Bryan Register was not my perfect Tristan. He has a lovely tenor voice and sounds wonderful in the romantic passages but he lacks the clarion tone of the best Wagnerian tenors and sounded exhausted by the last act – it is a role that must feel like running three marathons in quick succession. Rachel Nicholls has a stunning voice and real dramatic flair – her top notes were not always beautiful but, given the immense demands of the role, it was an admirable performance and the beauty and dramatic impact of her liebestod was magical. Sara Fulgoni was an outstanding Brangane and Stephen Gadd as Kurwenal sang with dramatic impact despite using his score throughout. Mats Almgren, the late replacement as King Marke, has a rich deep bass voice and clearly knew the part backwards. In a role that sometimes seems limp, he was forceful and believable.
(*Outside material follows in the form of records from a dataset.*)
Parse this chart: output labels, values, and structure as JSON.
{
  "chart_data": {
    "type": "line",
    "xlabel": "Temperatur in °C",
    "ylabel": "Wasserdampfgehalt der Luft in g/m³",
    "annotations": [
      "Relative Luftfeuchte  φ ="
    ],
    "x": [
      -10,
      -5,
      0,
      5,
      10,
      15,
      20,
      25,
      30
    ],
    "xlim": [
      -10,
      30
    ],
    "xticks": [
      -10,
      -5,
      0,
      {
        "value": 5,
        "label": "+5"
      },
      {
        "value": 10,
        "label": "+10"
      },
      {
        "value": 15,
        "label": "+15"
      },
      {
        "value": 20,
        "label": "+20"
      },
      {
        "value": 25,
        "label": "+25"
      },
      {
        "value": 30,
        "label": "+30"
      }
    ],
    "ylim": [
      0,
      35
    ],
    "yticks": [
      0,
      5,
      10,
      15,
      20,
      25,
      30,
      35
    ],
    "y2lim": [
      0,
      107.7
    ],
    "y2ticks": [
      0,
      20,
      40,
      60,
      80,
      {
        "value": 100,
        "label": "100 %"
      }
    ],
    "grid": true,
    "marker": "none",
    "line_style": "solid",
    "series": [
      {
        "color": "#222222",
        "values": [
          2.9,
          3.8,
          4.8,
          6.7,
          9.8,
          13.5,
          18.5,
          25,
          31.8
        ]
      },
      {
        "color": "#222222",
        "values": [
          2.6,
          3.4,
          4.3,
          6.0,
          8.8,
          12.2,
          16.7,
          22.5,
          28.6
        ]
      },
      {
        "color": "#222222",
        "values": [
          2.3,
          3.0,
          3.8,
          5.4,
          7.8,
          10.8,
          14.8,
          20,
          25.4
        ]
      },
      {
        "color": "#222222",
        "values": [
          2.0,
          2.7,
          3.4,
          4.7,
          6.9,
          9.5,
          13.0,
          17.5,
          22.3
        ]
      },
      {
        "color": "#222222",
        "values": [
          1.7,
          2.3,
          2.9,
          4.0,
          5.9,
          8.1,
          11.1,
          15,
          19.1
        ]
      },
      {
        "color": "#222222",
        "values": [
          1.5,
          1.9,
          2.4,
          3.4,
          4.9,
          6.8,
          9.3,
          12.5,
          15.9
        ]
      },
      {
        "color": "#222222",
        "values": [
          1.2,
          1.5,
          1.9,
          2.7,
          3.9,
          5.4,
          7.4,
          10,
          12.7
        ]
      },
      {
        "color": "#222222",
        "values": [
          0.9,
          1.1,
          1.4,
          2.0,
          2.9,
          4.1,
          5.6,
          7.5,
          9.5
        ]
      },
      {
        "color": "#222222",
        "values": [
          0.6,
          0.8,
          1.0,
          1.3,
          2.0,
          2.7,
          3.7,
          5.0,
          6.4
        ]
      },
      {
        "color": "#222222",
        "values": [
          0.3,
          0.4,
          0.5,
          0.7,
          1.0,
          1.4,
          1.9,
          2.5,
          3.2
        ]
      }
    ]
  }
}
At his best Wagner reaches the heights but he can be long-winded and some of the explanatory passages in Tristan, while beautiful, do delay the action. The final act passage where Tristan wallows in his despair and then anticipates the arrival of Isolde did drag and Bryan Register was audibly tiring. Even so, this version of the opera was immensely powerful, it was sung well, and it told the story with clarity and dramatic force. May the team at Grange Park Opera flourish in the new home they take over next year.